図2 GdScO3(下)とSrRuO3(上)の結晶構造。GdScO3とSrRuO3のヘテロ界面において、結晶格子の整合する場合、界面における酸素原子位置はバルクの位置からの変位が起こる。今回、実際のヘテロ界面がどのような構造になっているのかを直接観察した

試料は、パルスレーザー蒸着法でGdScO3基板の上にSrRuO3薄膜をエピタキシャル成長させて作製した(図3)。ヘテロ界面の構造は、断面観察用に試料を加工し、球面収差補正された走査型透過電子顕微鏡(STEM)における環状明視野(ABF)法を用いて観察した。高速走査STEM像を50枚積算することによって試料ドリフトによる影響を最小化し、高いS/N比を実現したことで、酸素原子を含んだ全ての構成原子の位置を数ピコメートルの精度で決定することが可能となった。

また、図4のABF像のように、SrRuO3は基板のGdScO3と結晶格子を整合させて成長していることが確認できる。約15nm厚まで積層したSrRuO3薄膜は、その最表面までGdScO3基板の格子に面内(横方向)の結晶格子の大きさを揃えて成長していることがわかる。

さらに、このヘテロ界面付近を詳細に観察すると、4格子単位(約1.6nm)の厚さの間に、BO6で表される酸素八面体の連結角度を変化させて、GdScO3の大きく歪んだ結晶格子からSrRuO3の結晶格子へと変形していることがわかる(図5)。ここでは、BO6八面体自体の大きさはほとんど変化せず、酸素原子の位置のみがわずかに変わることで八面体の連結構造の変化を起こしている。つまり、格子ミスマッチのあるGdScO3とSrRuO3を組み合わせたとき、わずか数nmの厚さの界面領域で酸素原子の位置のみを変化させるだけで、両者が繋がれたことを示している。

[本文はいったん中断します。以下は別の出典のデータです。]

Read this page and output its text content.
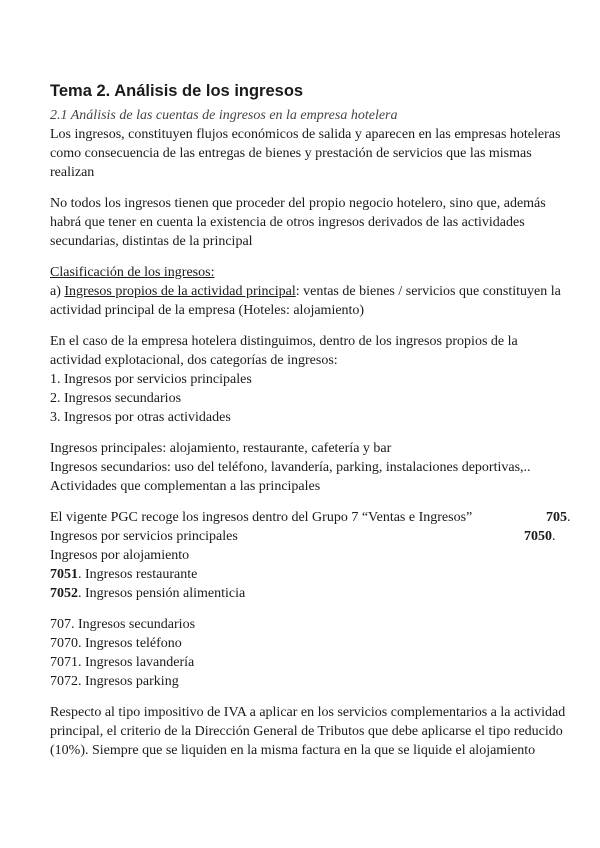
Tema 2. Análisis de los ingresos

2.1 Análisis de las cuentas de ingresos en la empresa hotelera

Los ingresos, constituyen flujos económicos de salida y aparecen en las empresas hoteleras

como consecuencia de las entregas de bienes y prestación de servicios que las mismas

realizan

No todos los ingresos tienen que proceder del propio negocio hotelero, sino que, además

habrá que tener en cuenta la existencia de otros ingresos derivados de las actividades

secundarias, distintas de la principal

Clasificación de los ingresos:

a) Ingresos propios de la actividad principal: ventas de bienes / servicios que constituyen la

actividad principal de la empresa (Hoteles: alojamiento)

En el caso de la empresa hotelera distinguimos, dentro de los ingresos propios de la

actividad explotacional, dos categorías de ingresos:

1. Ingresos por servicios principales

2. Ingresos secundarios

3. Ingresos por otras actividades

Ingresos principales: alojamiento, restaurante, cafetería y bar

Ingresos secundarios: uso del teléfono, lavandería, parking, instalaciones deportivas,..

Actividades que complementan a las principales

El vigente PGC recoge los ingresos dentro del Grupo 7 “Ventas e Ingresos”	705.
Ingresos por servicios principales	7050.

Ingresos por alojamiento

7051. Ingresos restaurante

7052. Ingresos pensión alimenticia

707. Ingresos secundarios

7070. Ingresos teléfono

7071. Ingresos lavandería

7072. Ingresos parking

Respecto al tipo impositivo de IVA a aplicar en los servicios complementarios a la actividad

principal, el criterio de la Dirección General de Tributos que debe aplicarse el tipo reducido

(10%). Siempre que se liquiden en la misma factura en la que se liquide el alojamiento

図3 パルスレーザ蒸着法の装置図。パルス状の高強度のレーザ(波長:248nm)をターゲットに照射して、昇華した酸化物を基板上に体積させることで薄膜を作製する

図4 GdScO3基板とSrRuO3薄膜のヘテロ界面を観察した環状明視野(ABF)像。暗いコントラストが原子位置を表しており、酸素を含めたすべての構成原子の位置が明瞭に可視化されている

図5 ヘテロ界面近傍における酸素八面体連結角度の変化(左)とそれに伴う酸素原子の変位(右)。連結角度はGdScO3内では156度だが、SrRuO3内では最終的に168度になる。この連結角度の違いは界面のわずか4格子単位の厚さ(黄色い部分)で緩和されている。連結角度の変化を起こしている酸素原子の変位は20pmだという

このような観察は、遷移金属酸化物の構成原子の中で比較的軽い酸素の像を捉えることが難しかったため、これまでは平均的な格子の大きさの変化はわかっていても、八面体の変形や連結の変化を直接に確認することはできなかった。今回、ABF法により酸素原子を可視化し、さらにその原子位置を高精度に決定することで、酸素八面体の連結角度の変化による格子歪みの様子を直接観察することに成功した。このように、異なる格子歪みをもったヘテロ界面において、両者の構造の違いを吸収する界面層の厚さが特定され、その界面での酸素原子位置の変位の様子が明らかになったのは初めてと研究グループは説明している。

ペロブスカイト構造遷移金属酸化物は、様々な特性を示すことから、多くの用途で活用できる機能性材料として期待されている。今後は、本研究の成果を基に、新規な界面構造の設計や格子歪みの制御へと発展させ、新たな機能特性の探索研究を行っていく方針。特に遷移金属酸化物では、金属原子と酸素の結合を変化させることで電気伝導特性や磁気特性が大きく変化することから、将来のエレクトロニクス、スピントロニクスの分野における新材料の開発にもつながるとコメントしている。